Mengacu pada Undang-Undang Nomor 7 Tahun 2017 tentang Pemilu, jumlah kursi anggota DPR saat ini ditetapkan sebanyak 575 kursi. Kursi tersebut diperebutkan dalam 80 daerah pemilihan (dapil), yakni setiap dapil terdiri atas paling sedikit 3 kursi dan paling banyak 10 kursi.

Basis penetapan dapil ialah provinsi, kabupaten/ kota, atau gabungan kabupaten/kota. Jika diikutsertakan dalam Pemilu 2024, tiga provinsi baru di Papua perlu dibuatkan dapil baru.

Dengan demikian, untuk Pemilu 2024, harus ada penambahan 3 dapil dari total 80 dapil menjadi 83 dapil. Kursi untuk DPR juga bertambah dari sebelumnya 10 menjadi 12 jika diasumsikan setiap dapil memperebutkan 3 kursi. Jumlah kursi secara keseluruhan pun bertambah yang awalnya sebanyak 575 kursi menjadi 577 kursi.

Konsekuensi lain ialah penambahan 4 kursi anggota Dewan Perwakilan Daerah (DPD) di setiap daerah otonomi baru tersebut. Jika dijumlahkan dengan jumlah anggota DPD yang ada saat ini, totalnya menjadi 148 orang. Penambahan jumlah anggota DPD harus dihitung secara cermat karena UU Pemilu menentukan jumlah anggota DPR sepertiga dari jumlah anggota DPR.

Penambahan dapil dan jumlah anggota DPR membawa konsekuensi perubahan UU Pemilu. DPR dan pemerintah hanya mempunyai waktu tiga bulan dari sekarang untuk merevisi UU Pemilu sebab penetapan jumlah kursi dan dapil dimulai pada 14 Oktober 2022 hingga 9 Februari 2023.

Merevisi UU Pemilu melalui mekanisme biasa tentu ideal. Akan tetapi, sekali pintu revisi dibuka akan seperti bola salju yang berpotensi mengubah banyak pasal. Opsi paling rasional saat ini ialah merevisi UU Pemilu dengan peraturan pemerintah pengganti undang-undang.

Opsi perppu dipilih Komisi II DPR dan KPU. Alasannya, tenggat yang singkat, belum lagi penataan dapil membutuhkan waktu.
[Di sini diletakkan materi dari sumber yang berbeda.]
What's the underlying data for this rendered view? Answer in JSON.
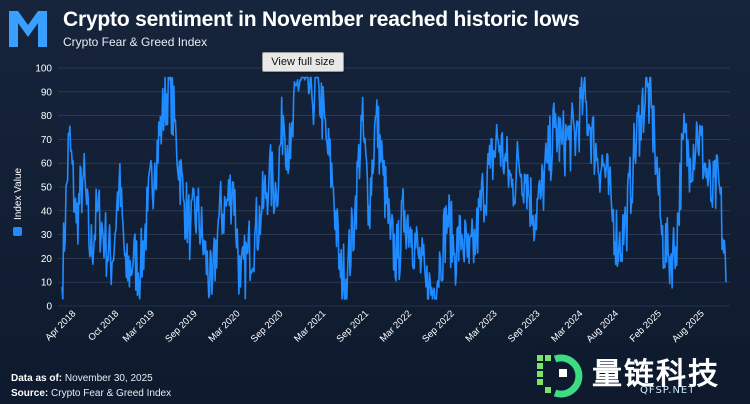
{
  "header": {
    "title": "Crypto sentiment in November reached historic lows",
    "subtitle": "Crypto Fear & Greed Index"
  },
  "tooltip": {
    "label": "View full size"
  },
  "footer": {
    "data_as_of_label": "Data as of:",
    "data_as_of_value": "November 30, 2025",
    "source_label": "Source:",
    "source_value": "Crypto Fear & Greed Index"
  },
  "watermark": {
    "brand": "量链科技",
    "site": "QFSP.NET"
  },
  "colors": {
    "line": "#1f8bff",
    "background": "#14223a",
    "grid": "#3a4a64",
    "logo": "#3aa0ff"
  },
  "chart_data": {
    "type": "line",
    "title": "Crypto sentiment in November reached historic lows",
    "subtitle": "Crypto Fear & Greed Index",
    "xlabel": "",
    "ylabel": "Index Value",
    "ylim": [
      0,
      100
    ],
    "yticks": [
      0,
      10,
      20,
      30,
      40,
      50,
      60,
      70,
      80,
      90,
      100
    ],
    "xticks": [
      "Apr 2018",
      "Oct 2018",
      "Mar 2019",
      "Sep 2019",
      "Mar 2020",
      "Sep 2020",
      "Mar 2021",
      "Sep 2021",
      "Mar 2022",
      "Sep 2022",
      "Mar 2023",
      "Sep 2023",
      "Mar 2024",
      "Aug 2024",
      "Feb 2025",
      "Aug 2025"
    ],
    "grid": true,
    "legend": "left",
    "series": [
      {
        "name": "Index Value",
        "x": [
          "2018-02",
          "2018-03",
          "2018-04",
          "2018-05",
          "2018-06",
          "2018-07",
          "2018-08",
          "2018-09",
          "2018-10",
          "2018-11",
          "2018-12",
          "2019-01",
          "2019-02",
          "2019-03",
          "2019-04",
          "2019-05",
          "2019-06",
          "2019-07",
          "2019-08",
          "2019-09",
          "2019-10",
          "2019-11",
          "2019-12",
          "2020-01",
          "2020-02",
          "2020-03",
          "2020-04",
          "2020-05",
          "2020-06",
          "2020-07",
          "2020-08",
          "2020-09",
          "2020-10",
          "2020-11",
          "2020-12",
          "2021-01",
          "2021-02",
          "2021-03",
          "2021-04",
          "2021-05",
          "2021-06",
          "2021-07",
          "2021-08",
          "2021-09",
          "2021-10",
          "2021-11",
          "2021-12",
          "2022-01",
          "2022-02",
          "2022-03",
          "2022-04",
          "2022-05",
          "2022-06",
          "2022-07",
          "2022-08",
          "2022-09",
          "2022-10",
          "2022-11",
          "2022-12",
          "2023-01",
          "2023-02",
          "2023-03",
          "2023-04",
          "2023-05",
          "2023-06",
          "2023-07",
          "2023-08",
          "2023-09",
          "2023-10",
          "2023-11",
          "2023-12",
          "2024-01",
          "2024-02",
          "2024-03",
          "2024-04",
          "2024-05",
          "2024-06",
          "2024-07",
          "2024-08",
          "2024-09",
          "2024-10",
          "2024-11",
          "2024-12",
          "2025-01",
          "2025-02",
          "2025-03",
          "2025-04",
          "2025-05",
          "2025-06",
          "2025-07",
          "2025-08",
          "2025-09",
          "2025-10",
          "2025-11"
        ],
        "values": [
          8,
          72,
          35,
          55,
          22,
          40,
          28,
          18,
          52,
          12,
          20,
          15,
          40,
          60,
          78,
          95,
          70,
          45,
          32,
          40,
          22,
          5,
          38,
          42,
          52,
          8,
          22,
          30,
          40,
          55,
          48,
          80,
          62,
          95,
          95,
          88,
          92,
          70,
          50,
          12,
          15,
          38,
          78,
          42,
          80,
          55,
          28,
          20,
          40,
          32,
          20,
          8,
          6,
          20,
          38,
          22,
          30,
          18,
          28,
          48,
          58,
          70,
          62,
          50,
          60,
          55,
          38,
          45,
          60,
          75,
          68,
          70,
          72,
          88,
          75,
          62,
          58,
          40,
          25,
          35,
          60,
          80,
          92,
          70,
          30,
          20,
          25,
          70,
          62,
          74,
          60,
          45,
          52,
          10
        ]
      }
    ]
  }
}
Apalagi, tugas KPU cukup berat untuk menyusun dan menata dapil dan alokasi kursi di tingkat DPR, DPR provinsi, DPR kabupaten/kota. Penataan itu tidak hanya untuk tiga provinsi pemekaran, tapi juga daerah-daerah yang dimekarkan sebelumnya.

KPU dituntut bekerja dengan hati-hati, cermat, dan akuntabel untuk penataan dapil, mengingat itu berkolerasi langsung dengan kepentingan partai politik, calon, dan pemilih.

Paling penting lagi ialah merevisi UU Pemilu jangan sampai mengganggu kinerja KPU. Selain menata dapil, pembentukan daerah otonomi baru juga berdampak pada kegiatan KPU untuk melakukan pemutakhiran daftar pemilih, menyiapkan struktur penyelenggara pemilu, dan menyusun anggaran.

Sudah saatnya KPU, DPR, dan pemerintah bergandengan tangan untuk menyukseskan pelaksanaan Pemilu 2024. Semua regulasi yang mendukung pelaksanaan pemilu mesti diselesaikan sekarang juga.